Allocations: quand l’Etat reprend d’une main…
Différentes dans chaque canton, les allocations familiales sont considérées comme un revenu, et donc soumises à l’impôt. La gourmandise du fisc accentue encore les inégalités de départ.
Le prix des crayons de couleur ne varie guère entre Delémont et Sion. Et pourtant, les allocations familiales versées à un ménage avec deux enfants varient d’un tiers selon qu’il habite dans le canton du Jura ou en Valais. Mais, comme le montre le tableau ci-contre, les inégalités ne s’arrêtent pas là, car ces allocations sont ensuite intégrées au revenu imposable, et donc soumises à l’impôt, à des taux variables selon les cantons. Tout Compte Fait a enquêté pour déterminer si le passage du fisc corrige les injustices géographiques de départ. Conclusion: c’est le contraire!
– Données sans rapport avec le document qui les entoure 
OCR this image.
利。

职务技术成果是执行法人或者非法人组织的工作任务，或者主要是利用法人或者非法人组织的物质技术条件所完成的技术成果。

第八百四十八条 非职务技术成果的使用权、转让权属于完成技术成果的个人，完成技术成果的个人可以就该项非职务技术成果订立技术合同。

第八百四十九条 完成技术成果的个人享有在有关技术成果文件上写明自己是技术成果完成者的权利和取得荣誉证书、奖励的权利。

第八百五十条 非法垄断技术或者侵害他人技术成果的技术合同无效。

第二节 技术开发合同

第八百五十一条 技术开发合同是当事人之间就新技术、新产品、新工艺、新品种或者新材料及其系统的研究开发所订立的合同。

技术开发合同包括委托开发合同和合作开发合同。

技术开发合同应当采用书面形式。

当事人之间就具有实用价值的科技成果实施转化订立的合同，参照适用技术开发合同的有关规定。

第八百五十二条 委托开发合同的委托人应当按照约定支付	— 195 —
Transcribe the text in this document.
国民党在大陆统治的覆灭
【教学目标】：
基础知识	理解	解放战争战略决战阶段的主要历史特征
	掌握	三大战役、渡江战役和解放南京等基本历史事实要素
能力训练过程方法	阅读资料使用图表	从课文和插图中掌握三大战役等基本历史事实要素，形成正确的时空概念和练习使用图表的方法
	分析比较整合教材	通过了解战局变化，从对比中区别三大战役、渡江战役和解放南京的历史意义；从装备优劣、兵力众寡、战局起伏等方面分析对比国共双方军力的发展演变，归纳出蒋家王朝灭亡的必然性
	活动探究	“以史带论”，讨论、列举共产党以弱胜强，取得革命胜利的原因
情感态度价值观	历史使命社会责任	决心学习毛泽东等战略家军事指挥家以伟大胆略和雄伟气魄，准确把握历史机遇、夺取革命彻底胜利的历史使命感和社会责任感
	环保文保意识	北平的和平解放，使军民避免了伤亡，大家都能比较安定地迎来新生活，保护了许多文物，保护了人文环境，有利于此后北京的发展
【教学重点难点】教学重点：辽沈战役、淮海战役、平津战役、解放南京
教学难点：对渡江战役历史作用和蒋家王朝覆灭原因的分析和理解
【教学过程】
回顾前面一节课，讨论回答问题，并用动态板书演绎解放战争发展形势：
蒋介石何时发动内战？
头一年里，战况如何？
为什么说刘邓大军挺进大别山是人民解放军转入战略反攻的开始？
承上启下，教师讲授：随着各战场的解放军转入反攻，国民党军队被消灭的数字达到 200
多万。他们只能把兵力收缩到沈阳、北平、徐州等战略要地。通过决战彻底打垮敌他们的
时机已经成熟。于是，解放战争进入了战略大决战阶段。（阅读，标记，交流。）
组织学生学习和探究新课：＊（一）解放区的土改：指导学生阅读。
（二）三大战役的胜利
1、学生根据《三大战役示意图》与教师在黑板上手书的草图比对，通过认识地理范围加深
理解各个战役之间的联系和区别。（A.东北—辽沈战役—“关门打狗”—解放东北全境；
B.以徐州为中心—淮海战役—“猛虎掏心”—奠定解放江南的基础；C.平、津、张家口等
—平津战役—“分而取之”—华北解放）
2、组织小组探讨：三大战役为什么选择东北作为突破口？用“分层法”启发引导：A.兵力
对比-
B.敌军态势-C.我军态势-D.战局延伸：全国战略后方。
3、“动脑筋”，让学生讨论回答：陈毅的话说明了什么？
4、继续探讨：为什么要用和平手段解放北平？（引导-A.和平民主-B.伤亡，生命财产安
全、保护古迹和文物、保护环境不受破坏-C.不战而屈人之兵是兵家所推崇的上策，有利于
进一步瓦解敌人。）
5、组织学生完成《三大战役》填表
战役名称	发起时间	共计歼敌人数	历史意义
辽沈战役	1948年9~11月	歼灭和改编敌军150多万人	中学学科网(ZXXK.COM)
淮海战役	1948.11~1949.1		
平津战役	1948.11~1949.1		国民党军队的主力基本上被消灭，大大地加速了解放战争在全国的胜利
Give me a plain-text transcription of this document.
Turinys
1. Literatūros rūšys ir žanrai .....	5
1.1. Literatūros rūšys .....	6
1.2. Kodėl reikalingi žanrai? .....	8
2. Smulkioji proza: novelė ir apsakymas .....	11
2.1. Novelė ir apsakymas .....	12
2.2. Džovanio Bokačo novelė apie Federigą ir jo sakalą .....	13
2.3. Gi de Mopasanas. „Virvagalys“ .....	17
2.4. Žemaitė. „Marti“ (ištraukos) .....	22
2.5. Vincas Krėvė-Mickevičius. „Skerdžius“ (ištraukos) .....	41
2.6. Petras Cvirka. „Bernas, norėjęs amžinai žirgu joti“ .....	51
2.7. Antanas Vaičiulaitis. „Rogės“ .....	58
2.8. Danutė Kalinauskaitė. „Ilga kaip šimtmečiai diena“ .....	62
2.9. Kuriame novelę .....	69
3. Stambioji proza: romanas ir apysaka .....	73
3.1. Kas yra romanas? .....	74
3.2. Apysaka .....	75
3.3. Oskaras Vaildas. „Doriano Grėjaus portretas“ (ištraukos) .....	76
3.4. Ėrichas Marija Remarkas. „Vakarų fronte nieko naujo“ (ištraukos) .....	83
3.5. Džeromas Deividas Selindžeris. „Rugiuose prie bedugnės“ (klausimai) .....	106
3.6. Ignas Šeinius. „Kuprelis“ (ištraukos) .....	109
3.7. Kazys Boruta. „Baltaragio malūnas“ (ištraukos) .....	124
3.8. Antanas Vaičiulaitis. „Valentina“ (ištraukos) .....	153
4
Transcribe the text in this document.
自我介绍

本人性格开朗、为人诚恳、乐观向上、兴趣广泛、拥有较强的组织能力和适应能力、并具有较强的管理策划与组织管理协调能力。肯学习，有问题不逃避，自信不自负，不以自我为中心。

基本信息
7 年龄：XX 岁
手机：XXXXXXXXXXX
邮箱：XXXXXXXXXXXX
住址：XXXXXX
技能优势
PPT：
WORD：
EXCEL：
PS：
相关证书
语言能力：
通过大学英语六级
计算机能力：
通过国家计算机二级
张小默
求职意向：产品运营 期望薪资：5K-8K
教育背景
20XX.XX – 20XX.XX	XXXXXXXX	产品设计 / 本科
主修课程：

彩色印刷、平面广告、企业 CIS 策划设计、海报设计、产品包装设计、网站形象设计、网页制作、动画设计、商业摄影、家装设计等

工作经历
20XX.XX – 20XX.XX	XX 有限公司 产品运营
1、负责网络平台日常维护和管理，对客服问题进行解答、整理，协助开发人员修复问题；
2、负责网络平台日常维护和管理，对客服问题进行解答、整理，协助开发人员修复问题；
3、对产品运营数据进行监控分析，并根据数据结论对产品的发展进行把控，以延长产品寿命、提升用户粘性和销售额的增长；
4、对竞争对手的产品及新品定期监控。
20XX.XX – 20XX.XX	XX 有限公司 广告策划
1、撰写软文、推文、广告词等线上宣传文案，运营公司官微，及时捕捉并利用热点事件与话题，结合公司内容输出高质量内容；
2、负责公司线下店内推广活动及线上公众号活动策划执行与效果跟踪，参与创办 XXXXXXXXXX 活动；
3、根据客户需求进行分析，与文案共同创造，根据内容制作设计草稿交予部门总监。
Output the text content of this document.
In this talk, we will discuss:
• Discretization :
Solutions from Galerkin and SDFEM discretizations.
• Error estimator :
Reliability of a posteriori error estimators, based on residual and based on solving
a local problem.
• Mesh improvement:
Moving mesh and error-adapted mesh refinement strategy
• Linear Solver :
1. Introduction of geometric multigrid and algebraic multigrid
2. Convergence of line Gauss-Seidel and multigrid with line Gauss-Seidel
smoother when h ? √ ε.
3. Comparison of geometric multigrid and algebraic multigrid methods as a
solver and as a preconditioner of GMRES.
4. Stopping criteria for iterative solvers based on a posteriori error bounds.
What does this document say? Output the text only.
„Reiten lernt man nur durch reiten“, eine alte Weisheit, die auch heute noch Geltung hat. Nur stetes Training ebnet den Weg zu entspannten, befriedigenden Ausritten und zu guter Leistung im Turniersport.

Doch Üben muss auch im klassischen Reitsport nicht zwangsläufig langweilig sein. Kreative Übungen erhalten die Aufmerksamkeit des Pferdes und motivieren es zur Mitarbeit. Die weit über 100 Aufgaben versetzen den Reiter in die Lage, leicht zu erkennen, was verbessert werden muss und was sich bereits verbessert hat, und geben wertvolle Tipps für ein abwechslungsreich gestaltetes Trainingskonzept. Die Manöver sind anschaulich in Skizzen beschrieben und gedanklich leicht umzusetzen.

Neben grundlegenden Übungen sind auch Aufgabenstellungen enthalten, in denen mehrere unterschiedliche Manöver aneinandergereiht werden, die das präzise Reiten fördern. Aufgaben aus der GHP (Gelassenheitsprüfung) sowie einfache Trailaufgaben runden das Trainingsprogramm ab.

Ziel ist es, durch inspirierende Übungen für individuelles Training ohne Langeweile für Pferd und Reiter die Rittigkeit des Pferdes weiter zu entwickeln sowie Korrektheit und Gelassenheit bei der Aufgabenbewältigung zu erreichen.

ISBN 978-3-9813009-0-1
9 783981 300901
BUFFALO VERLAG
En résumé, les cantons les plus avares en allocations sont aussi les plus voraces quand il s’agit de les taxer.
Nous avons d’abord additionné les allocations perçues pour un an par un couple marié avec deux enfants de 6 et 10 ans dans les différents cantons. Nous avons ensuite calculé le total des impôts communal, cantonal et fédéral payé par ce même couple pour trois revenus imposables différents, allocations comprises: 60 000 fr., 80 000 fr. et 100 000 fr. Nous avons enfin recalculé les impôts payés par ces mêmes familles en déduisant les allocations. La différence entre les deux taxations correspond à la part prélevée par le fisc sur les allocations (voir tableau). Plus le revenu imposable est élevé, plus cette part est bien sûr importante.
Jurassiens sans pitié
Ainsi, à Delémont, une famille ayant un revenu annuel imposable de 60 000 fr. dont 3696 fr. d’allocations (154 fr. par mois et par enfant) devra en reverser plus du quart (985 fr./3696 fr.) au fisc. Cette part grimpe à 1074 fr. (29.06%) pour un revenu de 80 000 fr. et dépasse le tiers (1228 fr.) pour un revenu de 100 000 fr.
Les taux d’imposition sont à peu près identiques dans le canton de Berne, qui n’est guère plus généreux au départ (160 fr. d’allocations par mois et par enfant) A Bienne, une famille ayant un revenu annuel de 60 000 fr., dont 3840 fr. d’allocations pour ses deux enfants, se voit ainsi prélever 1001 fr. (26.07%) par le fisc sur les seules allocations. Cette part grimpe à 1094 fr. (28.49%) fr. pour un revenu de 80 000 fr. et à 1202 fr. (31.3 %) pour un revenu de 100 000 fr.
Mais c’est à Neuchâtel, où les allocations sont également modestes (160 fr. pour le premier enfant, 180 fr. pour le second), que le fisc se montre le plus gourmand pour les revenus sélectionnés. Sur un revenu de 60 000 fr., 30.34% des allocations reviennent ainsi à l’Etat. Le taux monte à 35.34% pour un revenu de 100 000 fr.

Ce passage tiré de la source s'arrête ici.